Kharraki suggested that SAPO had not mentioned any specific accusations about either school in its report and that it instead referred only to “secret” sources.
Underlining the danger posed by the inspectorate’s argument, he said that if a school is accused of putting children at risk of radicalization, with no actual proof or past incident, then it’s “very hard for you, as an accused party, to defend yourself, actually, because it’s nothing that has actually happened. It’s something that may happen.”
According to Kharraki, the school inspectorate never visited Framstegsskolan to observe the alleged radicalization and has refused to question SAPO’s report.

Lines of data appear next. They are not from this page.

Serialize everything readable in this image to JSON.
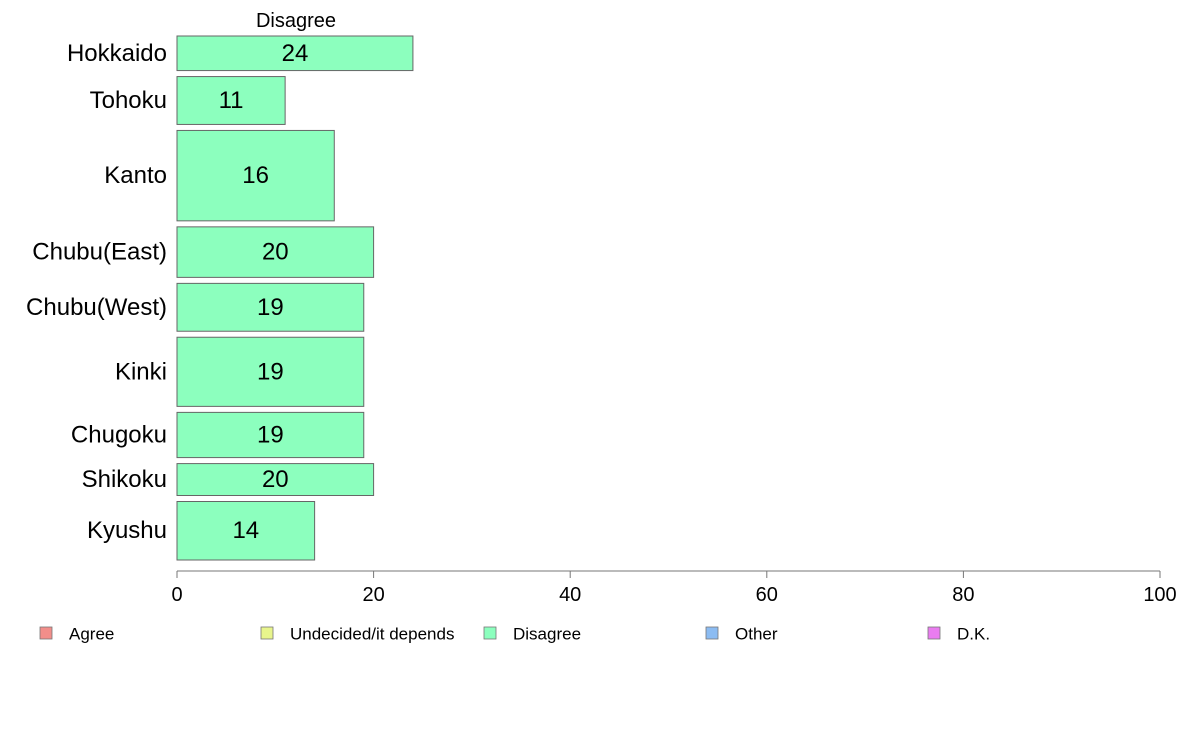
{
  "chart_data": {
    "type": "bar",
    "orientation": "horizontal",
    "title": "",
    "xlabel": "",
    "ylabel": "",
    "series_title": "Disagree",
    "categories": [
      "Hokkaido",
      "Tohoku",
      "Kanto",
      "Chubu(East)",
      "Chubu(West)",
      "Kinki",
      "Chugoku",
      "Shikoku",
      "Kyushu"
    ],
    "series": [
      {
        "name": "Disagree",
        "values": [
          24,
          11,
          16,
          20,
          19,
          19,
          19,
          20,
          14
        ],
        "value_labels": [
          "24",
          "11",
          "16",
          "20",
          "19",
          "19",
          "19",
          "20",
          "14"
        ]
      }
    ],
    "bar_weights": [
      0.65,
      0.9,
      1.7,
      0.95,
      0.9,
      1.3,
      0.85,
      0.6,
      1.1
    ],
    "xlim": [
      0,
      100
    ],
    "xticks": [
      0,
      20,
      40,
      60,
      80,
      100
    ],
    "grid": false,
    "legend": {
      "position": "bottom",
      "items": [
        {
          "label": "Agree",
          "color": "#f28e8a"
        },
        {
          "label": "Undecided/it depends",
          "color": "#e8f58c"
        },
        {
          "label": "Disagree",
          "color": "#8cffbe"
        },
        {
          "label": "Other",
          "color": "#8cbcf2"
        },
        {
          "label": "D.K.",
          "color": "#ea7cf0"
        }
      ]
    },
    "colors": {
      "bar_fill": "#8cffbe",
      "bar_stroke": "#666666",
      "axis": "#777777"
    }
  }
}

Sead Busuladzic, a board member of the Nyans political party and its top official in the southernmost Skane county, told Anadolu Agency that the school closures were not about education, but about the political anti-Muslim climate.
He pointed out how the right-wing parties that are currently in power have explicitly said they have nothing against Christian, Jewish, or other schools.
Politicians who, in his words, are normalizing Islamophobia and making life more difficult for minorities, have only voiced problems with Islamic schools, supposed to “stop radicalization.” In doing so, they are “influencing the general opinion and how the Muslims are viewed.”
Busuladzic explained that initially, Social Democrats had driven this issue, because they are “against all private schools,” and argue that the state should run all educational institutions.
In practice, however, only Islamic schools bore the brunt of even Social Democrat policies, despite their purportedly general opposition to private education.
In past elections, instead of focusing on issues such as the economy and high unemployment, politicians have fed anti-Muslim sentiment, he said, suggesting that the school closures were a reflection of this.
When the bill was first introduced by the government, it claimed that all religious schools would be affected. However, in reality, this has not been the case as no other religious schools have been shut down except Muslim schools.